Yeah, I guess into QT he goes. Dammit.


----------



## charles (Apr 21, 2010)

the fact that he is on the top rear usually means he is being picked on.


----------



## rich16 (Mar 25, 2011)

charles said:


> the fact that he is on the top rear usually means he is being picked on.


Ordinarily I would agree with you, and it was one of my first thoughts. However, I've spent a lot of time sitting and watching, and he is just...ignored. I have a couple aggressive fish in the tank, but they are leaving him alone completely.


----------



## Momobobo (Sep 28, 2010)

Does he ever try to venture out and then get beat back?


----------



## rich16 (Mar 25, 2011)

Well, the poor fella went to the big fishtank in the sky. Dammit. 

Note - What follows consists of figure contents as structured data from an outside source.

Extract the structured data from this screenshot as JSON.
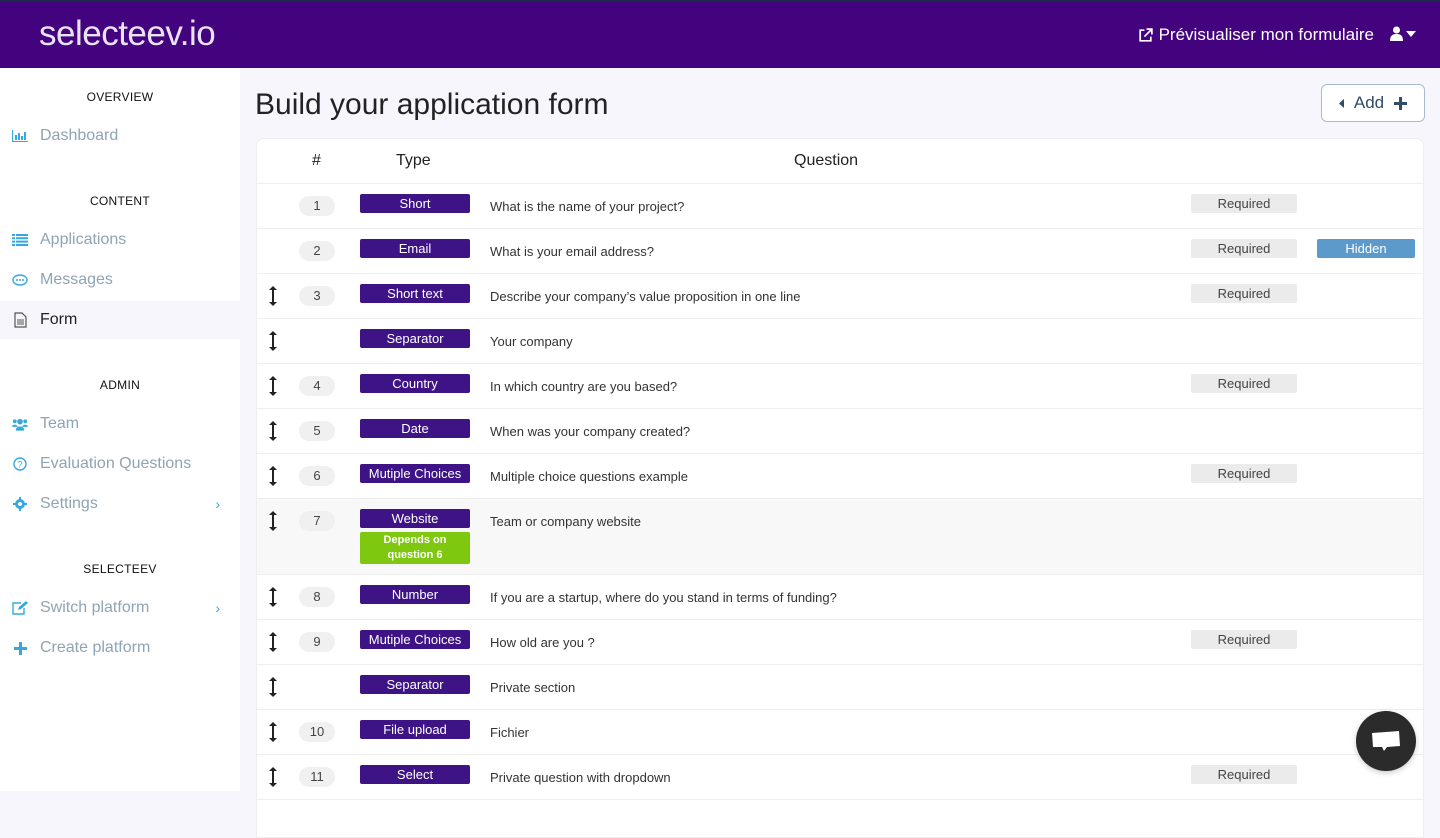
{
  "header": {
    "logo": "selecteev.io",
    "preview_label": "Prévisualiser mon formulaire",
    "brand_color": "#44037e"
  },
  "sidebar": {
    "sections": [
      {
        "title": "OVERVIEW",
        "items": [
          {
            "label": "Dashboard",
            "icon": "bar-chart-icon"
          }
        ]
      },
      {
        "title": "CONTENT",
        "items": [
          {
            "label": "Applications",
            "icon": "list-icon"
          },
          {
            "label": "Messages",
            "icon": "chat-icon"
          },
          {
            "label": "Form",
            "icon": "file-icon",
            "active": true
          }
        ]
      },
      {
        "title": "ADMIN",
        "items": [
          {
            "label": "Team",
            "icon": "users-icon"
          },
          {
            "label": "Evaluation Questions",
            "icon": "question-circle-icon"
          },
          {
            "label": "Settings",
            "icon": "gear-icon",
            "chevron": true
          }
        ]
      },
      {
        "title": "SELECTEEV",
        "items": [
          {
            "label": "Switch platform",
            "icon": "edit-icon",
            "chevron": true
          },
          {
            "label": "Create platform",
            "icon": "plus-icon"
          }
        ]
      }
    ]
  },
  "main": {
    "title": "Build your application form",
    "add_label": "Add",
    "columns": {
      "num": "#",
      "type": "Type",
      "question": "Question"
    },
    "rows": [
      {
        "drag": false,
        "num": "1",
        "type": "Short",
        "question": "What is the name of your project?",
        "required": "Required"
      },
      {
        "drag": false,
        "num": "2",
        "type": "Email",
        "question": "What is your email address?",
        "required": "Required",
        "hidden": "Hidden"
      },
      {
        "drag": true,
        "num": "3",
        "type": "Short text",
        "question": "Describe your company’s value proposition in one line",
        "required": "Required"
      },
      {
        "drag": true,
        "num": "",
        "type": "Separator",
        "question": "Your company"
      },
      {
        "drag": true,
        "num": "4",
        "type": "Country",
        "question": "In which country are you based?",
        "required": "Required"
      },
      {
        "drag": true,
        "num": "5",
        "type": "Date",
        "question": "When was your company created?"
      },
      {
        "drag": true,
        "num": "6",
        "type": "Mutiple Choices",
        "question": "Multiple choice questions example",
        "required": "Required"
      },
      {
        "drag": true,
        "num": "7",
        "type": "Website",
        "question": "Team or company website",
        "depends": "Depends on question 6"
      },
      {
        "drag": true,
        "num": "8",
        "type": "Number",
        "question": "If you are a startup, where do you stand in terms of funding?"
      },
      {
        "drag": true,
        "num": "9",
        "type": "Mutiple Choices",
        "question": "How old are you ?",
        "required": "Required"
      },
      {
        "drag": true,
        "num": "",
        "type": "Separator",
        "question": "Private section"
      },
      {
        "drag": true,
        "num": "10",
        "type": "File upload",
        "question": "Fichier"
      },
      {
        "drag": true,
        "num": "11",
        "type": "Select",
        "question": "Private question with dropdown",
        "required": "Required"
      }
    ]
  }
}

Put him in QT a couple days ago, tried enticing him to eat..no luck. Was swimming around yesterday morning, and was belly up when I got home from work..


----------



## bingerz (Mar 3, 2011)

Sorry to hear that. One of my fish started acting up too. At first i found him hiding by one of the rocks....then yesterday i found him swimming vertically in the corner. I think the dominant male is pickin on him. So i separated him...and hopefully he pulls thru. I dunno what it is...but i have no luck with aceis...maybe i need to buy more? Maybe they need bigger grps to thrive...ive had six....now i have three left.


----------